CREDIT: Chris Mikula, The Ottawa Citizen
 

When politicians banned phosphates in detergents back in the 1970s, they thought they had solved the big water pollution issue of the day -- thick algae mats that turned much of Lake Erie into a "dead zone."

They were only half right, says Canada's leading freshwater expert, David Schindler of the University of Alberta. They fixed the detergent, but didn't fix the other source of chemicals that can spoil water quality: the runoff from farmland and septic tanks.

Where manure and sewage go, they carry "nutrient" chemicals such as phosphates (which cause algae and weed growth). But they also carry disease-causing bacteria: E. coli and others, which form in the intestines of any warm-blooded animal.

A couple of decades later, this has come back to hurt us.

This fall, beaches along Lake Huron have been posted as permanently unfit for swimming because of 10 years of consistently high levels of E. coli bacteria.

The E. coli were the only type of bacteria counted, says microbiologist Michael Brodsky, who reviewed the data and recommended closing the beaches.

But they are certainly not the only bacteria washing into the lake. The presence of E. coli show that fecal matter is contaminating the water, bringing with it a variety of bacteria.

The Lake Huron beaches are probably not more contaminated than many other beaches that don't happen to have been monitored as well, he said.

And in Lake Winnipeg, nutrient chemicals from fertilizers, manure and sewage are running into the water to such an extent that an algae bloom this summer covered 6,000 square kilometres. Satellites could see it from space.

Meanwhile scientists are just beginning to learn of other hazardous bacteria in the lakes: botulism.

Dead birds were the key: In 2002 hundreds dead loons, gulls and cormorants started appearing on the shores of Lake Erie and Huron, poisoned by the toxins that botulism bacteria produce. The bacteria were in the fish, and became concentrated as the loons and other water birds ate fish every day.
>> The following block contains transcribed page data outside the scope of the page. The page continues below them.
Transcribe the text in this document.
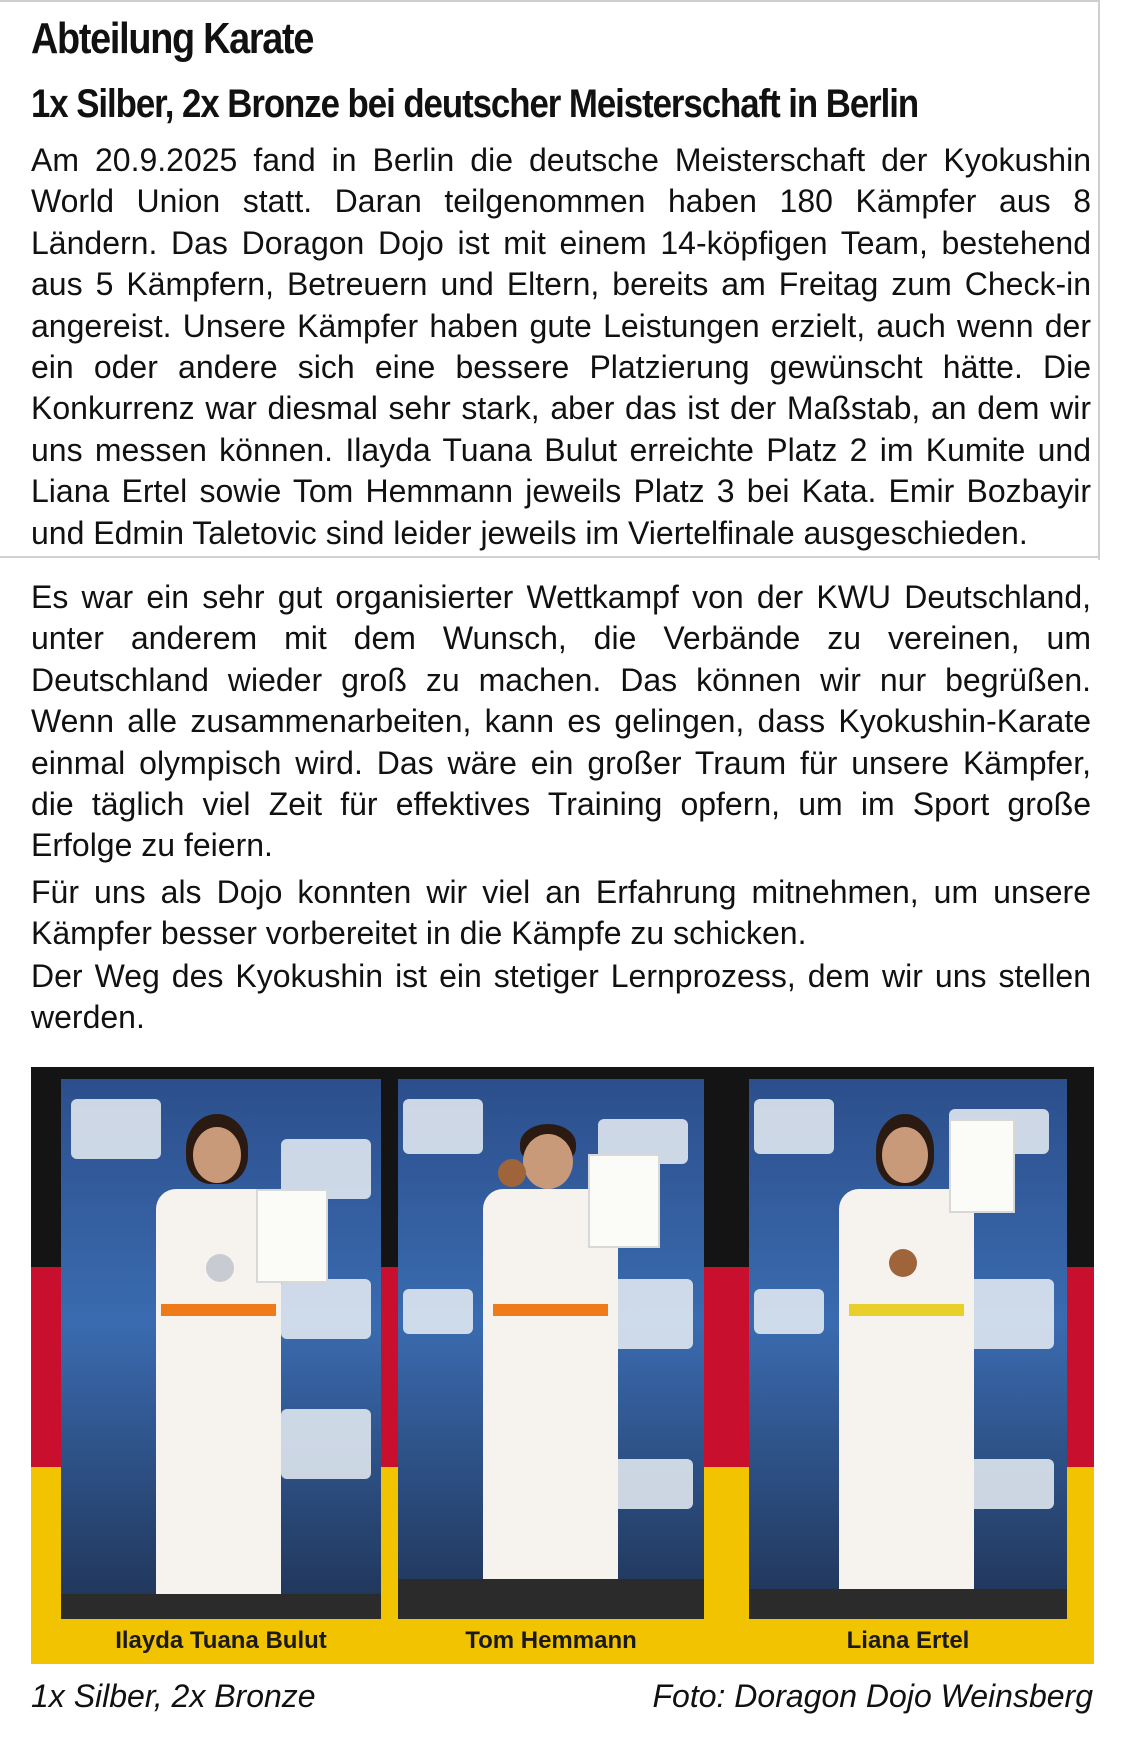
Abteilung Karate
1x Silber, 2x Bronze bei deutscher Meisterschaft in Berlin

Am 20.9.2025 fand in Berlin die deutsche Meisterschaft der Kyokushin World Union statt. Daran teilgenommen haben 180 Kämpfer aus 8 Ländern. Das Doragon Dojo ist mit einem 14-köpfigen Team, bestehend aus 5 Kämpfern, Betreuern und Eltern, bereits am Freitag zum Check-in angereist. Unsere Kämpfer haben gute Leistungen erzielt, auch wenn der ein oder andere sich eine bessere Platzierung gewünscht hätte. Die Konkurrenz war diesmal sehr stark, aber das ist der Maßstab, an dem wir uns messen können. Ilayda Tuana Bulut erreichte Platz 2 im Kumite und Liana Ertel sowie Tom Hemmann jeweils Platz 3 bei Kata. Emir Bozbayir und Edmin Taletovic sind leider jeweils im Viertelfinale ausgeschieden.

Es war ein sehr gut organisierter Wettkampf von der KWU Deutschland, unter anderem mit dem Wunsch, die Verbände zu vereinen, um Deutschland wieder groß zu machen. Das können wir nur begrüßen. Wenn alle zusammenarbeiten, kann es gelingen, dass Kyokushin-Karate einmal olympisch wird. Das wäre ein großer Traum für unsere Kämpfer, die täglich viel Zeit für effektives Training opfern, um im Sport große Erfolge zu feiern.

Für uns als Dojo konnten wir viel an Erfahrung mitnehmen, um unsere Kämpfer besser vorbereitet in die Kämpfe zu schicken.

Der Weg des Kyokushin ist ein stetiger Lernprozess, dem wir uns stellen werden.

Ilayda Tuana Bulut	Tom Hemmann	Liana Ertel
1x Silber, 2x Bronze	Foto: Doragon Dojo Weinsberg
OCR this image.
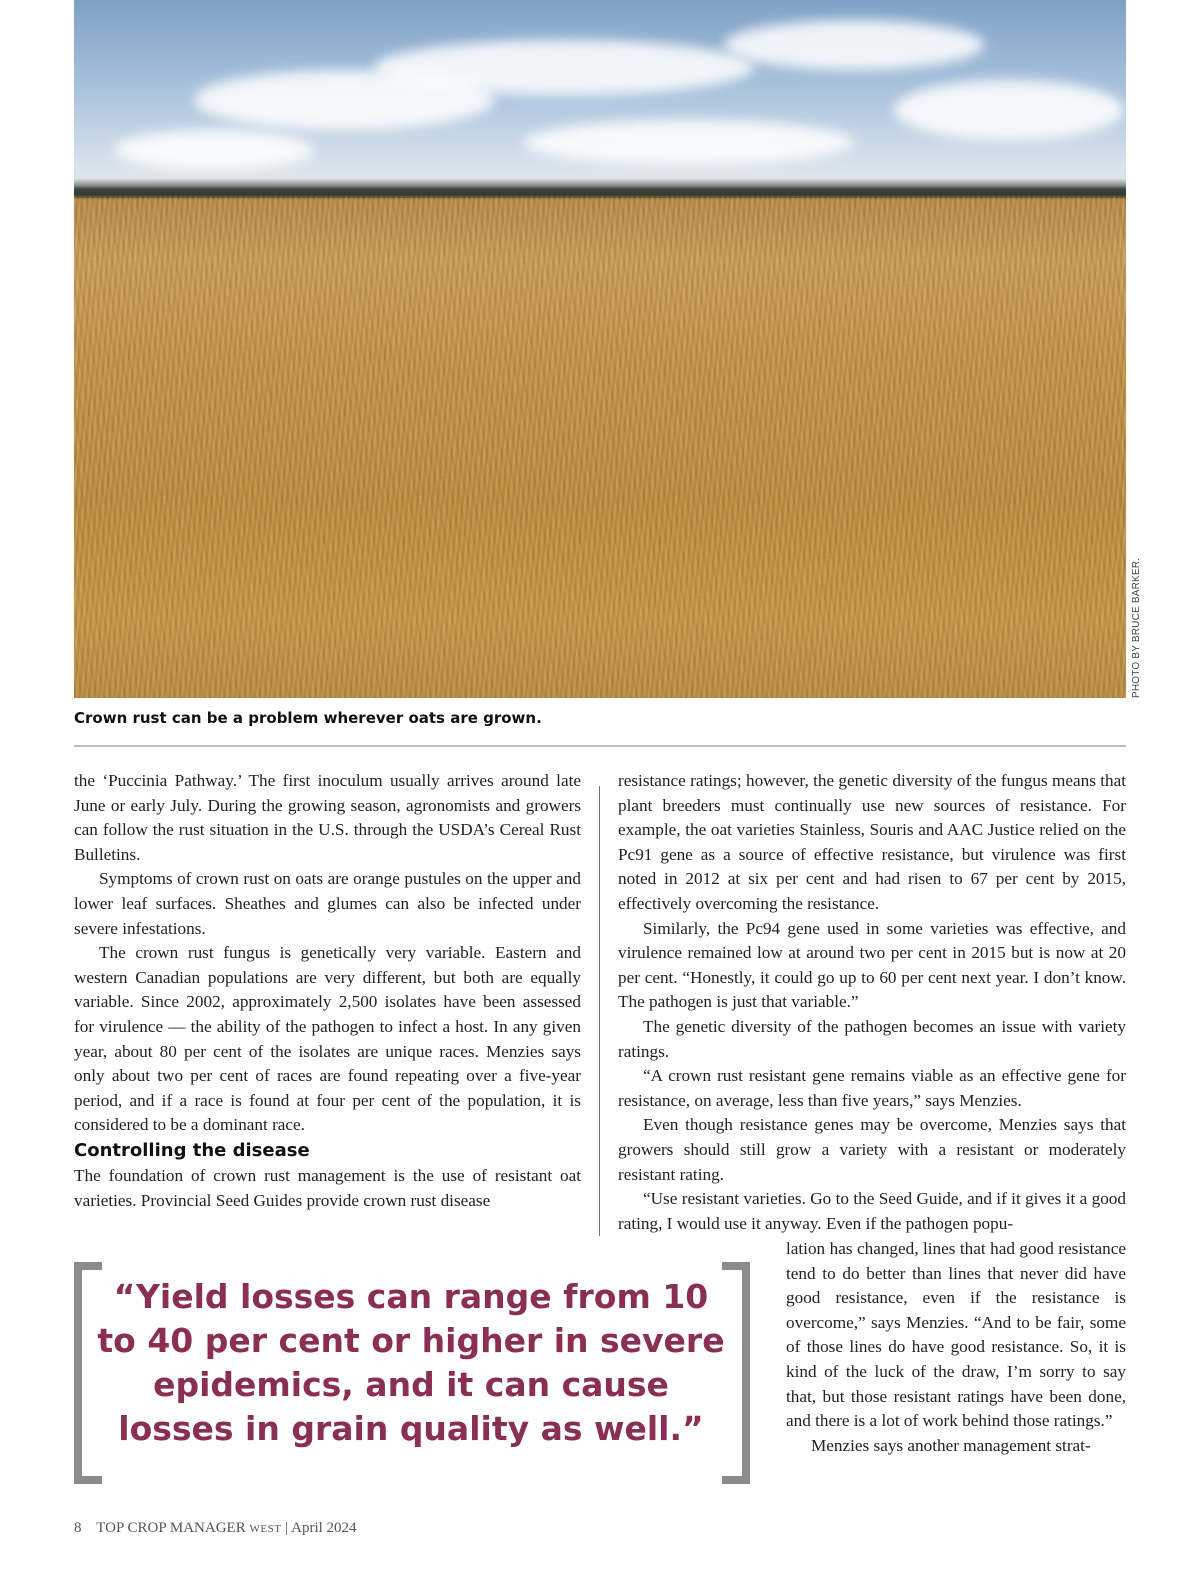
PHOTO BY BRUCE BARKER.
Crown rust can be a problem wherever oats are grown.

the ‘Puccinia Pathway.’ The first inoculum usually arrives around late June or early July. During the growing season, agronomists and growers can follow the rust situation in the U.S. through the USDA’s Cereal Rust Bulletins.

Symptoms of crown rust on oats are orange pustules on the upper and lower leaf surfaces. Sheathes and glumes can also be infected under severe infestations.

The crown rust fungus is genetically very variable. Eastern and western Canadian populations are very different, but both are equally variable. Since 2002, approximately 2,500 isolates have been assessed for virulence — the ability of the pathogen to infect a host. In any given year, about 80 per cent of the isolates are unique races. Menzies says only about two per cent of races are found repeating over a five-year period, and if a race is found at four per cent of the population, it is considered to be a dominant race.

Controlling the disease

The foundation of crown rust management is the use of resistant oat varieties. Provincial Seed Guides provide crown rust disease

resistance ratings; however, the genetic diversity of the fungus means that plant breeders must continually use new sources of resistance. For example, the oat varieties Stainless, Souris and AAC Justice relied on the Pc91 gene as a source of effective resistance, but virulence was first noted in 2012 at six per cent and had risen to 67 per cent by 2015, effectively overcoming the resistance.

Similarly, the Pc94 gene used in some varieties was effective, and virulence remained low at around two per cent in 2015 but is now at 20 per cent. “Honestly, it could go up to 60 per cent next year. I don’t know. The pathogen is just that variable.”

The genetic diversity of the pathogen becomes an issue with variety ratings.

“A crown rust resistant gene remains viable as an effective gene for resistance, on average, less than five years,” says Menzies.

Even though resistance genes may be overcome, Menzies says that growers should still grow a variety with a resistant or moderately resistant rating.

“Use resistant varieties. Go to the Seed Guide, and if it gives it a good rating, I would use it anyway. Even if the pathogen popu-

lation has changed, lines that had good resistance tend to do better than lines that never did have good resistance, even if the resistance is overcome,” says Menzies. “And to be fair, some of those lines do have good resistance. So, it is kind of the luck of the draw, I’m sorry to say that, but those resistant ratings have been done, and there is a lot of work behind those ratings.”

Menzies says another management strat-

“Yield losses can range from 10 to 40 per cent or higher in severe epidemics, and it can cause losses in grain quality as well.”
8 TOP CROP MANAGER WEST | April 2024
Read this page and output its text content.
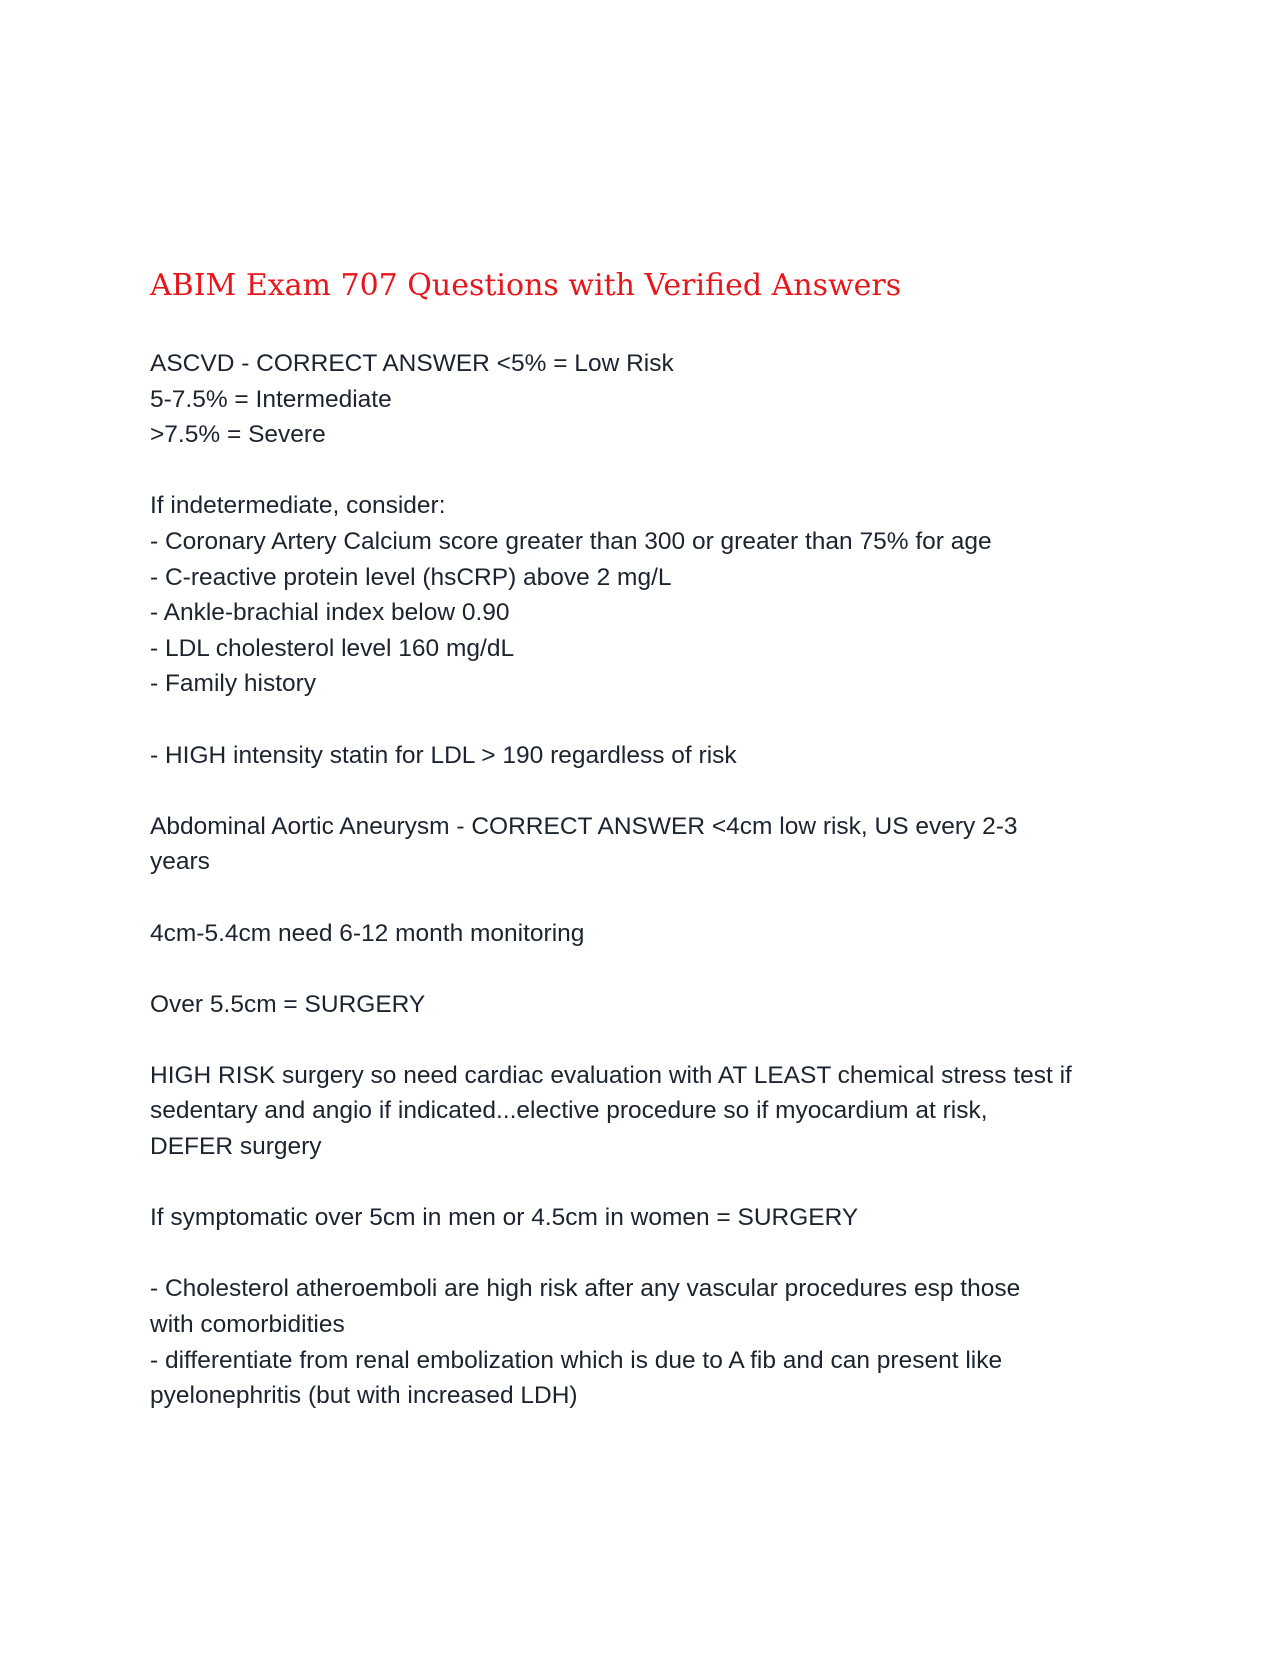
ABIM Exam 707 Questions with Verified Answers
ASCVD - CORRECT ANSWER <5% = Low Risk
5-7.5% = Intermediate
>7.5% = Severe
If indetermediate, consider:
- Coronary Artery Calcium score greater than 300 or greater than 75% for age
- C-reactive protein level (hsCRP) above 2 mg/L
- Ankle-brachial index below 0.90
- LDL cholesterol level 160 mg/dL
- Family history
- HIGH intensity statin for LDL > 190 regardless of risk
Abdominal Aortic Aneurysm - CORRECT ANSWER <4cm low risk, US every 2-3
years
4cm-5.4cm need 6-12 month monitoring
Over 5.5cm = SURGERY
HIGH RISK surgery so need cardiac evaluation with AT LEAST chemical stress test if
sedentary and angio if indicated...elective procedure so if myocardium at risk,
DEFER surgery
If symptomatic over 5cm in men or 4.5cm in women = SURGERY
- Cholesterol atheroemboli are high risk after any vascular procedures esp those
with comorbidities
- differentiate from renal embolization which is due to A fib and can present like
pyelonephritis (but with increased LDH)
Fish died in Lake Erie by the hundreds of thousands.

Hundreds more water birds have died again this fall on Lake Huron, and botulism is again suspected.

The puzzle was two-fold: Why had this not happened in the past? And why did the birds suffer from a strange form of botulism known as type E, which is not widely found in animals in this part of North America?

Scientists believe it was carried by foreign invaders carried to the Great Lakes aboard foreign freighters: The round goby, a small bottom-feeding fish; zebra mussels; and the zebra-like quagga mussels.

Since the 1970s, when the Great Lakes emerged as one of the most studied freshwater systems in the world, much of the focus has been on trace levels of chemicals with long names: hexachlorobenzene, trichloroethylene and polychlorinated biphenyls.

Suddenly the plain old germs are back. In fact, many of them never left.

E. coli and the other coliform bacteria, which come from the intestines animals in feces, have been at some level forever.

"Just because it's common doesn't mean it isn't hazardous," says Tom Adams of the Environmental Bureau of Investigation.

"Soke of these little rural streams actually have more bacteria per litre of water than urban sewers," he said.

"You can bet that if coliform bacteria are getting in, so are nutrients, which will cause eutrophication problems," says the University of Alberta's Mr. Schindler, who won the $1-million prize as Canada's top scientist of 2002 from the Natural Sciences and Engineering Research Council. Eutrophication means the kind of mucky green water that plagued Lake Erie in the past.

"The bacterial contamination and boil-water orders and so on are a direct result of the way programs on this have been emasculated by the federal government and provincial governments in the last 25 or 30 years," he said.

"The politicians assumed that the problem went away" when they took phosphates out of detergents, he said. It wasn't enough.

"Land use changes including manure applications and so on have exploded," he said.

Ontario's Ministry of Agriculture and Food says it is not pursuing or supporting any research on environmental and health effects of manure from intensive hog farming.